时间: 2015-03-13 02:45:53 分类: 今日好文

【醉梦倾城—楼兰香】


水殿风来暗香满

  一觉醒来,天已大亮了,幼蝶照着惯例收拾着屋子。
  瞥见床头的红穗子,头脑顿时清醒了些。我忙拽着幼蝶的袖子:“琼轩还没回来么?”幼蝶摇摇头,又要打冗长的手势。我跳下床,直奔前院。
  寻到秦伯时,他正坐在院中喝茶。一群下人在他的指挥下将一切打理得井井有条。他显然也看到我了,一对浓眉陡然皱起。我心知他又要训我了,抢在他前面开口:“琼轩已走了七日了,还没回来么?”秦伯放下茶盏:“这个问题少爷已问了六日了,老奴也答了六日,今儿个还要老奴再答一次么?”我咬了咬嘴唇:“那……他有没有差人回来说要提前回来之类的?”秦伯眉头更紧:“少爷,你是知道公子的个性的,既然说了会在少爷生日前回来就必然不会食言。”他上下扫了我几眼:“倒是少爷,这样不顾仪容在庄中乱跑,要是公子提前回来撞见了,少不得又要关少爷几天了。”
  我攥着衣角,想不出言语来反驳,转身便跑回了屋子。
  幼蝶备好了衣裤,洗脸水也备好了。我换了衣服,接过毛巾胡乱擦了两把,任由幼蝶折腾着我的头发,只看着床头的红穗子发呆。
  琼轩说:“把这些穗子挂在床头,每天丢掉一个,当穗子全丢干净了,我就回来了。”我数了数那些穗子,一,二,三,四,五,六,七,八。我瞪大了眼睛,又重新数了一遍。
  居然还是八根!
  我气极,忽想起今天还没丢弃一根,心中一喜,忙跳起来去摘穗子。
  “哎哟。”头皮骤然一疼,我眼泪都快下来了。幼蝶露出惊慌的神色,一手拽着我的头发,另一只手慌忙打着手势,意思是今天她已经替我丢掉一根穗子了。
  我泄了气,坐回椅子上,盯着幼蝶攥着我头发的手气恼。要是青芜在就好了,开口阻止就行了,哪有拽着人家头发的。
  想到青芜,琼轩的身影又浮现在脑海里。我不由气从心来。连青芜都带去了,居然不带着我,我虽然武功不济,旁门左道的功夫可是独步天下的。
  
  用过早饭,我独自走出山庄,静静立在庄前的河边。回头望去,落梅山庄四个字在阳光下更显得清雅俊逸。在书上看过“字如其人”,想来真是有道理的。
  我又望向河水。七天前,琼轩便是在这个地方登上轻舟,顺流而下。和风轻袭,白衣胜雪,看痴了我。
  今日的阳光实在是很好,河面金光粼粼,不一会儿便有些眼花。我正要回庄里,远远瞧见河面飘来了什么,揉了揉眼睛,定睛望去。
  水面飘着一把纸伞,伞面浮在水上,伞柄朝上。这景象自然没什么奇特的,吸引我目光的是那个紫衣男子。他足尖立在伞柄那小小的一点上,便这样飘飘悠悠地向前行进着。
  因背着光,我瞧不清他的脸,只这般衣衫翩跹,长发如缎,便让我愣了半晌。
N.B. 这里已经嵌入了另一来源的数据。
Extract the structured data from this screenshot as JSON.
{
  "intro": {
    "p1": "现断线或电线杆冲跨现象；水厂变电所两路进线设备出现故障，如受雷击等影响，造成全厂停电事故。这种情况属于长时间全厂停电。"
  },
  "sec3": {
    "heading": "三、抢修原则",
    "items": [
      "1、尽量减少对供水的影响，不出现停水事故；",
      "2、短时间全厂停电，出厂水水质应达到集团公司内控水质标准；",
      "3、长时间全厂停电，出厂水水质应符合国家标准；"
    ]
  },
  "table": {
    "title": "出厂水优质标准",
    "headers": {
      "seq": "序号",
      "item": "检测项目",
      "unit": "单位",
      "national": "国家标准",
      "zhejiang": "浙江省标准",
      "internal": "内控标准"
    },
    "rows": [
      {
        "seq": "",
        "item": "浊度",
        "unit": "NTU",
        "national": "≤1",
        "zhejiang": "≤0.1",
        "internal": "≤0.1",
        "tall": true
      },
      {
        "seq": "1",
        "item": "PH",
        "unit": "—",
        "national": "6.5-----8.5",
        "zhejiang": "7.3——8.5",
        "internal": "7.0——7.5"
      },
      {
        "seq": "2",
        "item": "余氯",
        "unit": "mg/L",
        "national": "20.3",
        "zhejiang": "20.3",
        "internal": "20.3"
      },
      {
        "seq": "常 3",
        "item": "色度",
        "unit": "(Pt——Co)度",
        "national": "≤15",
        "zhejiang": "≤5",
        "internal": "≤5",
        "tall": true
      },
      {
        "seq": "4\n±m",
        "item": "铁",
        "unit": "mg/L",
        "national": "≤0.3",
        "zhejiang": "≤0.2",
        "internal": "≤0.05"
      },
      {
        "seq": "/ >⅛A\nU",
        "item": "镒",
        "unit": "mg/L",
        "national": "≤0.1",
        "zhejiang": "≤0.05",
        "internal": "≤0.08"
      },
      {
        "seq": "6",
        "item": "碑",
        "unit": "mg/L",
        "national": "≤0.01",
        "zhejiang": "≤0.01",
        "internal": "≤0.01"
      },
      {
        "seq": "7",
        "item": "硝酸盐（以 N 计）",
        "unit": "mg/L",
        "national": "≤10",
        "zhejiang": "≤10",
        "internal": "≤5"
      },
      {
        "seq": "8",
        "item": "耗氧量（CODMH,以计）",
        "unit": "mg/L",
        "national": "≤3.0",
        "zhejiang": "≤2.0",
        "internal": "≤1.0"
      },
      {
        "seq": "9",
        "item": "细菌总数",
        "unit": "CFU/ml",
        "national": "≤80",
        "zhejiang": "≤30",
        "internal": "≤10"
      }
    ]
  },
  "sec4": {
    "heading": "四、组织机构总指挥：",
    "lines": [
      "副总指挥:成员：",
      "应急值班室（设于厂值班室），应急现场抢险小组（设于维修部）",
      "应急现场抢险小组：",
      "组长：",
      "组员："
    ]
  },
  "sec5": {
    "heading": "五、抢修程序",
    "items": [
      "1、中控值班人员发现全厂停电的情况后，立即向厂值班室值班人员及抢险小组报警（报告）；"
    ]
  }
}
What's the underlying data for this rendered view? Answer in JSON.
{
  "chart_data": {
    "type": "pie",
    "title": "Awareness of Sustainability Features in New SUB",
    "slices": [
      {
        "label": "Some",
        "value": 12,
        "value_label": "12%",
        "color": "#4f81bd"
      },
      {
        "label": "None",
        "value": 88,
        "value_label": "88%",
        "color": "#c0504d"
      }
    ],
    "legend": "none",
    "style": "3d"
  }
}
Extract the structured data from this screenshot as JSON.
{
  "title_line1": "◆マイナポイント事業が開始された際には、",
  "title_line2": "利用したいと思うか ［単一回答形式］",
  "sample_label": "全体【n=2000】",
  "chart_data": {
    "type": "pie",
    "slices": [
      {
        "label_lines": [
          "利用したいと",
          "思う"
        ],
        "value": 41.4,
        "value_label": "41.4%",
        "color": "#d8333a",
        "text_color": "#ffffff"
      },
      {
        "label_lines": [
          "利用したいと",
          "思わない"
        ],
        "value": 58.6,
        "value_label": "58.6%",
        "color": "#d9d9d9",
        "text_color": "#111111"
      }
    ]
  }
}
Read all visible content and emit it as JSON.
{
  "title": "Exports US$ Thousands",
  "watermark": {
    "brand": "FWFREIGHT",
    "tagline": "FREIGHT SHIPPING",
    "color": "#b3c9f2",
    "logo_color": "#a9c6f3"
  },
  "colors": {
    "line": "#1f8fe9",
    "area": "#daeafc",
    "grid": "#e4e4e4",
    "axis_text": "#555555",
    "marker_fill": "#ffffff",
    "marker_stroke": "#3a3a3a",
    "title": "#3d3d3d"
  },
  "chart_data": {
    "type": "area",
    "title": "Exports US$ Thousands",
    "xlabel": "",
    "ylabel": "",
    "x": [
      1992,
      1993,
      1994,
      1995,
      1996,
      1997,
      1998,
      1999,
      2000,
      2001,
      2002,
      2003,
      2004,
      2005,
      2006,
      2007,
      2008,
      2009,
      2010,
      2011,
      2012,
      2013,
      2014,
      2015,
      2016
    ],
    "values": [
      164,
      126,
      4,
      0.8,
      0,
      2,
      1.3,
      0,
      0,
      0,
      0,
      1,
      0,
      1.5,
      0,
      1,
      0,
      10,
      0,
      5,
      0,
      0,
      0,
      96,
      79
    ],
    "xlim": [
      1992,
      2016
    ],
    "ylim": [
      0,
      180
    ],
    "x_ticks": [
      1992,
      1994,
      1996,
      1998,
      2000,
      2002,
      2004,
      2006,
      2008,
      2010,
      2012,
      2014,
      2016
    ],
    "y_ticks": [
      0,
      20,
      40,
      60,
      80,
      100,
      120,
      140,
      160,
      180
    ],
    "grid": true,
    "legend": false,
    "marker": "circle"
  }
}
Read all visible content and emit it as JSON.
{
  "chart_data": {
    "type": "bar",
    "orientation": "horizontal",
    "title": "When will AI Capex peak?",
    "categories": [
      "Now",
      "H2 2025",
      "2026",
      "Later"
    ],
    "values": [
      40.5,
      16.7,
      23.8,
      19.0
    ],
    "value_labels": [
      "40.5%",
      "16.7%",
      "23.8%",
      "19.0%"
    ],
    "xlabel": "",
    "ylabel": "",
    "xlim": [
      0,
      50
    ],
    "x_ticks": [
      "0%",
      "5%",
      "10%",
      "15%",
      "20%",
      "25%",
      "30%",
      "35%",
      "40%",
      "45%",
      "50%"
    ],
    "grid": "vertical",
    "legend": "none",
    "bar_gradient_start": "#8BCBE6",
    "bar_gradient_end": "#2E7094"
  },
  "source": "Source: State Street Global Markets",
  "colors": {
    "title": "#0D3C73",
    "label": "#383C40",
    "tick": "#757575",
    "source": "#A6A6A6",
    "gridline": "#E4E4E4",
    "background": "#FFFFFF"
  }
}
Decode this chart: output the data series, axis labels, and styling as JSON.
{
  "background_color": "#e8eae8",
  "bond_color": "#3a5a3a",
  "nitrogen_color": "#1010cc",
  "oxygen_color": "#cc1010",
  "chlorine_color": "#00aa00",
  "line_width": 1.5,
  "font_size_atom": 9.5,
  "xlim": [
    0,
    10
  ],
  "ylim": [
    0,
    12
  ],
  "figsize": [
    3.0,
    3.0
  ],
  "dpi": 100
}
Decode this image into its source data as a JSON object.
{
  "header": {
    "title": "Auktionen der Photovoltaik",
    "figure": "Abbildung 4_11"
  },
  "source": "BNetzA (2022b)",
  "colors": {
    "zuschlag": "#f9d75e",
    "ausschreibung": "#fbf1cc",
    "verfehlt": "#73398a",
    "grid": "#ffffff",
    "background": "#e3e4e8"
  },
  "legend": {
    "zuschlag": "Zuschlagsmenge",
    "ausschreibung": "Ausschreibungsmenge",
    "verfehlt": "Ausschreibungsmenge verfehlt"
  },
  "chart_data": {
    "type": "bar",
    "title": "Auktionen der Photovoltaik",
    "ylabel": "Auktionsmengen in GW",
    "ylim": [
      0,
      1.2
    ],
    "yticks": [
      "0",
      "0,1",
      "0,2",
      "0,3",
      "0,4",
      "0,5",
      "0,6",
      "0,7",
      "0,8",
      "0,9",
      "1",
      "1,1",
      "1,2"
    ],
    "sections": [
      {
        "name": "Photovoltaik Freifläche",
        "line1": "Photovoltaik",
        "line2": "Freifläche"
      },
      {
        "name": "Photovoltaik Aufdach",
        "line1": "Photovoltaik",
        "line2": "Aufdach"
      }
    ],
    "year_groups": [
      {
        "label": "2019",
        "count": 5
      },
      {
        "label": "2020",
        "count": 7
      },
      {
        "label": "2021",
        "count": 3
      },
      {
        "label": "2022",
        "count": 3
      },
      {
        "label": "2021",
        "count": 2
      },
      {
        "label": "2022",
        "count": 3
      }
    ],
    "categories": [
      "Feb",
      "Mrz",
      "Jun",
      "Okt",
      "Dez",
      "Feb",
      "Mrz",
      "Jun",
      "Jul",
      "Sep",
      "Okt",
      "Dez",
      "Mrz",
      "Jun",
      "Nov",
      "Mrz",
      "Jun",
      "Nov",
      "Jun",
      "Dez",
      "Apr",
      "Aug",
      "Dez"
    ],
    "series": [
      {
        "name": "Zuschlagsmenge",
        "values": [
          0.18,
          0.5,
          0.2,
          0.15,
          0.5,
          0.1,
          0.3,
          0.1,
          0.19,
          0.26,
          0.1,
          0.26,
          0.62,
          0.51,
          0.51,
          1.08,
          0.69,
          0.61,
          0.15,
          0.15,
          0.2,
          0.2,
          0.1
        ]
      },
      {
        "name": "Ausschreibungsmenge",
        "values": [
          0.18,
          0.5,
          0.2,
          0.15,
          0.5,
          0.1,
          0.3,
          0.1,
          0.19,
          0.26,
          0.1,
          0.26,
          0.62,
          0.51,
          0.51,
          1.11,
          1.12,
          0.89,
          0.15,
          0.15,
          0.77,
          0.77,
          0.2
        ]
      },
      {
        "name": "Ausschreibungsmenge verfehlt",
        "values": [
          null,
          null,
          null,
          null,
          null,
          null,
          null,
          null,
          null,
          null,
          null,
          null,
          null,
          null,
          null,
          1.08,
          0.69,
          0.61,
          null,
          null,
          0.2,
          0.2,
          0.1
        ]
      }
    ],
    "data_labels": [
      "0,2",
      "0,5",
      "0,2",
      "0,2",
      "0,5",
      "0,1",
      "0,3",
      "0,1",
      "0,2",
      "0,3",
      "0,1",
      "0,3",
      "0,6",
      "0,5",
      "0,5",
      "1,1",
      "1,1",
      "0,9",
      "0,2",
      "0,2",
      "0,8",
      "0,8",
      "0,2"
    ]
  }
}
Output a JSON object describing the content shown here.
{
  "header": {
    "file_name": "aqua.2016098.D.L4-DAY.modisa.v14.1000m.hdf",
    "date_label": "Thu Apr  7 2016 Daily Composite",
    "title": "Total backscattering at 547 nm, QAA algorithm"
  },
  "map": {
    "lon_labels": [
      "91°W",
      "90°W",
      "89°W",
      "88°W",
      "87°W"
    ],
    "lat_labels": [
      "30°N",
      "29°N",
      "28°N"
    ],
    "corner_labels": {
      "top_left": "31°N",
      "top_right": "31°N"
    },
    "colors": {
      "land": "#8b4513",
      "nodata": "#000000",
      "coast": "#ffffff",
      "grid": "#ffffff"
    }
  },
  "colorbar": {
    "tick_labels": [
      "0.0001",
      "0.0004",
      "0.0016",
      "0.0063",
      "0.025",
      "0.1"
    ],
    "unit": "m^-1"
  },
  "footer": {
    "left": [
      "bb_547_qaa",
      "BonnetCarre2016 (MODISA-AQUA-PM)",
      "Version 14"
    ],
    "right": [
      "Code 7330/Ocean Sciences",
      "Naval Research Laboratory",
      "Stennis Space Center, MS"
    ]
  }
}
直到他跳落河岸,慢慢朝我走来,我才缓缓回过神。瞥见那纸伞沿着他的来路飘走了,我这才意识到他方才竟是逆流而上。
  这人武功深不可测。我心底冒出这个念头,惊出一身汗。我暗暗摸到腰间那些毒粉。琼轩不在,我要替他守好落梅山庄。
  那人慢慢走得近了,我看到他的面容,这下便是彻底惊住了。
  我盯着他那双勾魂摄魄的凤眼,心底浮出书上的句子:以花为貌,以月为神,以柳为态,以玉为骨,以冰雪为肤,以秋水为姿。他见我看他看的愣住,不由轻轻一笑,半眯着眼睛看着我:“看够了没有?”
  他的语气带着几分嘲讽,可对着这样的容貌我偏生生不出半分气恼,竟怔怔地点了点头,随即又摇了摇头。
  他望了眼落梅山庄:“白琼轩呢?”我这才骤然清醒:“你是谁?”他似是有些诧异,旋即又笑了:“你问我是谁?”
  我又是一阵恍惚,暗自掐了掐手心。这人虽美,但哪里比得上琼轩呢。亏我天天对着琼轩,竟然被这么个人恍惚了心神。
  我定了定心神:“琼轩现在不在庄里,你要是想找他,过些日子再来吧。”他的身形一动,下一秒已在我眼前。我不及反应,他钳住我的下巴,抬起我的脸细细看了一阵:“你叫他琼轩……你跟他是什么关系呢?”“我为什么要回答你!”我打开他的手,用头发挡住脸,心里又羞又恼。他神色如旧:“你在琼轩身边几年了?”“五年。”我警惕地看着他。
  “五年……”他莞尔,转身走了两步,身形几个起落便已入了庄内。我陡然回神,急怒之下差点把轻功忘了,强行压制了心神,才用轻功追了上去。
  远远瞧见那个紫色的身影,我疾落在他身后,一把抓住他的手腕:“你想干什么?”他诧异地望我一眼:“你内功极差,想不到轻功倒是不错。”“什么叫不错?”我有些气恼,“琼轩说过,世上轻功在我之上的只有三人。”他点点头:“这话是不假,但对我来说,你的轻功也只是不错而已。”“难道……”我倒抽一口气,“你是那三人之一?”他轻轻挣开我的手,下一秒身形已在百米之外。
  远远传来他的轻笑:“你说呢?”


惟觉樽前笑不成

  再次追上那个奇奇怪怪的美人时,他正立在后院,望着满院的牡丹似笑非笑。
  我拔了短刀指着他:“你到底是谁?到落梅山庄来做什么?”他瞥我一眼,没回答我的问题,反倒轻轻点点头:“不愧是琼轩教出来的,内力这样不精纯。这次追过来比上次慢了一些。”
  听他这样说琼轩的坏话,我是真的恼了:“是我自己学艺不精,你再说他一句坏话试试!”他“噗嗤”一笑,说不出的美丽动人:“你倒是会维护他。”
  我暗暗提起真气,一下子冲到他的身侧,直接用短刀朝他脖子上划去。他不躲不闪,待我近了身侧,这才抬手轻轻一点。我的右手顿时失了力道,短刀便落到他的手里。我下意识用手一抓,直见到他露出半边雪白的肩,我才发觉我竟是抓住了他的袖子。
  他肩上刺着一朵牡丹,肤色胜雪,再加上这一副绝世容颜,美得如画如描。倾国倾城,也不过如此了。
  他慵懒一笑:“还不放手么?”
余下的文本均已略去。